According to a report in HTAuto, Suzuki Motors plans to take full control of its Pakistan operations and delist Pak Suzuki Motor Company shares from the Pakistan Stock Exchange. This was done in the context of Pakistan’s economy experiencing a difficult external environment and large fiscal and external deficits.
Pak Suzuki assembles Suzuki cars and motorcycles in Pakistan and posted losses in 2019, 2020 and 2022. The company cited financial losses as one of the main reasons for delisting. Elaborating on the situation in Pakistan, Director Pak Suzuki’s statement said, “Due to the difficult external environment, catastrophic floods, and policy failures, the fiscal year 2022-23 will see huge fiscal and external deficits, rising inflation, and preparedness. “This has led to the erosion of deposit buffers.”
What is hitting the automotive industry in Pakistan?
Simply put, almost everything. Pakistan is experiencing one of the most difficult economic times in its history, and the country’s automotive sector is not immune to the turmoil. Pak Suzuki’s 2023 Semi-Annual Report reveals the current state of the Pak Automotive industry.
A report released in June said that the unprecedented depreciation of the Pak rupee, rising interest rates, political instability, rising inflation and government import control measures are having a negative impact on Pakistan’s economy. The large scale manufacturing (LSM) sector experienced a decline of 10.26% in the financial year July 2022 to June 2023 (FY2023), the report said. Pakistan’s fiscal year runs from July 1st to June 30th.
During this period, the share of the automotive sector declined by 2.21% in LSM during FY23. Exports to the automobile industry were also hit, falling from $32.5 billion in FY22 to $27.9 billion in FY23. The amount of remittances in FY23 also decreased to $27.9 billion compared to $31.3 billion in FY22.
Similarly, imports into Pakistan also declined to $52 billion due to strict import restrictions imposed by the State Bank of Pakistan (SBP). This reduced Pakistan’s current account deficit (CAD) to $2.6 billion in FY23 from $17.5 billion in the previous fiscal.
pakistan auto industry
Pakistan’s automobile sector saw a significant decline in sales from the second half of 2022 due to import restrictions imposed by the SBP on the import of complete knockdown (CKD) kits. Due to import restrictions, the manufacturer will no longer be able to produce it in 2023. OEMs were forced to opt for “non-production dates” (NPDs).

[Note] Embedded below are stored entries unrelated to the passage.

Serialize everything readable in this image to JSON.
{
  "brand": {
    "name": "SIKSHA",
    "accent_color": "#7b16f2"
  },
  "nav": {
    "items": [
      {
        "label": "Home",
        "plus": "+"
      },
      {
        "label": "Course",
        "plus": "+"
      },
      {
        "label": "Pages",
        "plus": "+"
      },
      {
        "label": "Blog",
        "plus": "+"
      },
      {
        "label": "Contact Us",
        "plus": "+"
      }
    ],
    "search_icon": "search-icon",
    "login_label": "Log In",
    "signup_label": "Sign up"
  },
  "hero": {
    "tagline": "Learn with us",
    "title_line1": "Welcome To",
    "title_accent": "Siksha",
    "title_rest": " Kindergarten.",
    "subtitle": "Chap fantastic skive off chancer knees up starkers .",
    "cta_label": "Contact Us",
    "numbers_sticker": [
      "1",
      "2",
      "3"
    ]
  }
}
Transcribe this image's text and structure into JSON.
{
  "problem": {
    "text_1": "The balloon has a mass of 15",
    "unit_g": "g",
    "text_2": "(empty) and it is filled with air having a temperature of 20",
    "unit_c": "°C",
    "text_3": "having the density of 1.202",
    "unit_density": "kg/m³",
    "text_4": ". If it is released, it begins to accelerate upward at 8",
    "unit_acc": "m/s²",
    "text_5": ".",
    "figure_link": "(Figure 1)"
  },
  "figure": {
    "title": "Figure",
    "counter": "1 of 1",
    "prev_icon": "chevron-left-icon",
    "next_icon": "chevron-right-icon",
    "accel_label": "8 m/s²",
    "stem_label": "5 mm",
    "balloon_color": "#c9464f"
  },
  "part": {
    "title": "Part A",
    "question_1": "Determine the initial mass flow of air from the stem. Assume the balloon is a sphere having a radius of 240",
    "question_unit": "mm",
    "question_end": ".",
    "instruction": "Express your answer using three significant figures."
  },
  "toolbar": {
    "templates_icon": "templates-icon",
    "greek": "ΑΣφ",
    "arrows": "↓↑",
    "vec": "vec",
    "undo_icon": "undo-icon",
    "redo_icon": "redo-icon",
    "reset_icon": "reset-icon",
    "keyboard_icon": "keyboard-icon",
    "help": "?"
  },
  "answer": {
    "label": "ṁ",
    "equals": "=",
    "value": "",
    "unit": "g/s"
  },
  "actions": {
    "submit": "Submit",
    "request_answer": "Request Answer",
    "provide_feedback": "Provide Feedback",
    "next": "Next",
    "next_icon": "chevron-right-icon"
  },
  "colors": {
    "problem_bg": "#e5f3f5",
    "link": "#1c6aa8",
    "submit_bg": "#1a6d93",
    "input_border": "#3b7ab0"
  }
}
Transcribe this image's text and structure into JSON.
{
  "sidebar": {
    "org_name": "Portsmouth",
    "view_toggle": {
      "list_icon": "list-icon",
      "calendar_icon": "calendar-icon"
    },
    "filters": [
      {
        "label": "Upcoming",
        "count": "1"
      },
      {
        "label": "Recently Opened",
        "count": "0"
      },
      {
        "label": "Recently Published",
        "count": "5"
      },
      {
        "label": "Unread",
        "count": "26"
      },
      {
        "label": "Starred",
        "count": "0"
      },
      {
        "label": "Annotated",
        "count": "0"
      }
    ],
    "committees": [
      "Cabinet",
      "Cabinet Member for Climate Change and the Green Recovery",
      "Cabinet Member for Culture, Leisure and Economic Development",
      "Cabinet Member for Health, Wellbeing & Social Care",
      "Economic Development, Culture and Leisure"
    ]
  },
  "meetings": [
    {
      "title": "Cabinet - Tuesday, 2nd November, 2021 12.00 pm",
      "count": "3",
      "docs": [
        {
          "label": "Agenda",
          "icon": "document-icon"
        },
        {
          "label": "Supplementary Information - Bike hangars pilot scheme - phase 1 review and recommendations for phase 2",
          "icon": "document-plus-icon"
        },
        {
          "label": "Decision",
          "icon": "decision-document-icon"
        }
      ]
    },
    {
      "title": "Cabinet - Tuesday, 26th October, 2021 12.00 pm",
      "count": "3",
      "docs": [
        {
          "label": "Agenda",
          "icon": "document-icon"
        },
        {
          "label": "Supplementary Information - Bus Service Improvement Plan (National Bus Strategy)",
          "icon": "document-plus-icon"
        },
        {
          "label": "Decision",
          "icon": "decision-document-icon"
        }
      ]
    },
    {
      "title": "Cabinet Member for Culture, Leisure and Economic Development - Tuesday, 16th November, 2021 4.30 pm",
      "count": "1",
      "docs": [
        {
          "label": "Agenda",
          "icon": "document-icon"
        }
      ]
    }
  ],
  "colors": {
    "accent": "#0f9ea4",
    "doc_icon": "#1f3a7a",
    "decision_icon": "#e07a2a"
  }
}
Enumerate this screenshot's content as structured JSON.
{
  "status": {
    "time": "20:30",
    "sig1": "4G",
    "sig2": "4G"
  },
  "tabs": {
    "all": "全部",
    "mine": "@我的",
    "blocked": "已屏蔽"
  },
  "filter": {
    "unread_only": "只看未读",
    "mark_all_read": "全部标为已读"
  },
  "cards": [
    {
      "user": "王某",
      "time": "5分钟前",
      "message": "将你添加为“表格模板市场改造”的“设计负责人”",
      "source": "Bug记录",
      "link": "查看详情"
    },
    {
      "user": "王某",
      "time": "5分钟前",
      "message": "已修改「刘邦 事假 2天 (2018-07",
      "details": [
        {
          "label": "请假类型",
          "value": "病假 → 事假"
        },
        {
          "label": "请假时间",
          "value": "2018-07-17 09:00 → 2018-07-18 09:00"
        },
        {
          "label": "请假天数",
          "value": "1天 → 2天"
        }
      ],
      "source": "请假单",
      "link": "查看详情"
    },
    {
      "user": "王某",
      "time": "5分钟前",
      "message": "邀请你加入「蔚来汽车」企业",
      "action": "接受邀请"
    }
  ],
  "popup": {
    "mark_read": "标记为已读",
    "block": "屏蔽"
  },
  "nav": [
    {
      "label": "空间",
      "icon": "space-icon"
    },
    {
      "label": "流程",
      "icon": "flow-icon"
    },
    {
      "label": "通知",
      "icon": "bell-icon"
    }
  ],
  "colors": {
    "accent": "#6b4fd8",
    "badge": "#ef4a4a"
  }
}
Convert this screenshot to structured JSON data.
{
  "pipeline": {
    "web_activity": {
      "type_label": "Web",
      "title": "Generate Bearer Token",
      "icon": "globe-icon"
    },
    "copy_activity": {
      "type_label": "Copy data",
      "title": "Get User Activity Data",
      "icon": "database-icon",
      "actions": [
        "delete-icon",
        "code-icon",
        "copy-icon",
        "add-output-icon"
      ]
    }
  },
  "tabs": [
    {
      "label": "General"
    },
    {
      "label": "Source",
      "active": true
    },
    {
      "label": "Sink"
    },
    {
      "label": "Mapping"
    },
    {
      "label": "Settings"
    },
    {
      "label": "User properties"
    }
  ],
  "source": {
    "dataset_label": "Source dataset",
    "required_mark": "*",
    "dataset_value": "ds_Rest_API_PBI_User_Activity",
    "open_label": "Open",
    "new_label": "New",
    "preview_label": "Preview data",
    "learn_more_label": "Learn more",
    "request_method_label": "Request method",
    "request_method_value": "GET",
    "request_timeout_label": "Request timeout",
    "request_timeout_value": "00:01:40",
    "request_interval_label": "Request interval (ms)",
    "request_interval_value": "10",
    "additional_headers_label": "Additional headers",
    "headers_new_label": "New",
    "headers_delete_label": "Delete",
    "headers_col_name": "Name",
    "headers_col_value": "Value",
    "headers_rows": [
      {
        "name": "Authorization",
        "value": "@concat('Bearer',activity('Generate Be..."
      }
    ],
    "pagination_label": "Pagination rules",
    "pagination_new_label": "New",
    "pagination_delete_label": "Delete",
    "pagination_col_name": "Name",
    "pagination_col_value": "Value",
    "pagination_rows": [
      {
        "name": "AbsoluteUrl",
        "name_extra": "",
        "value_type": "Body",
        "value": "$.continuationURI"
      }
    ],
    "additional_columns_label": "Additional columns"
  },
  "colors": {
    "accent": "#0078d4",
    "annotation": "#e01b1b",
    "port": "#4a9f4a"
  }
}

Import restrictions will be eased in June 2023, which is likely to remove supply constraints and could lead to improvements in manufacturing.
Popular cars in Pakistan
Popular cars in Pakistan’s automobile industry include familiar names such as Honda City and Civic, Suzuki Alto, Wagon R Swift, Cultus (Celerio), Toyota Corolla and Yaris.These names and the cars themselves are very similar to what these companies sell in the Indian market, but the prices in Pakistan are much higher
For example, the Maruti Suzuki Swift is priced from Rs 60,000 (ex-showroom) in India. According to the prices posted on pakwheels.com, the price of the same product in Pakistan starts from 42.6 million Pakistani Rupees. At current exchange rates, 1 INR is equivalent to 3.31 PKR as of October 23, 2023.
So, even after adjusting for currency, the Swift price in Pakistan is over Rs 12.5 million in Indian Rupees. The story is the same for other cars. For example, Suzuki Alto’s price starts at Rs 22.5 million ex-showroom. The price of Suzuki Jimny is a whopping 60.49 million rupees.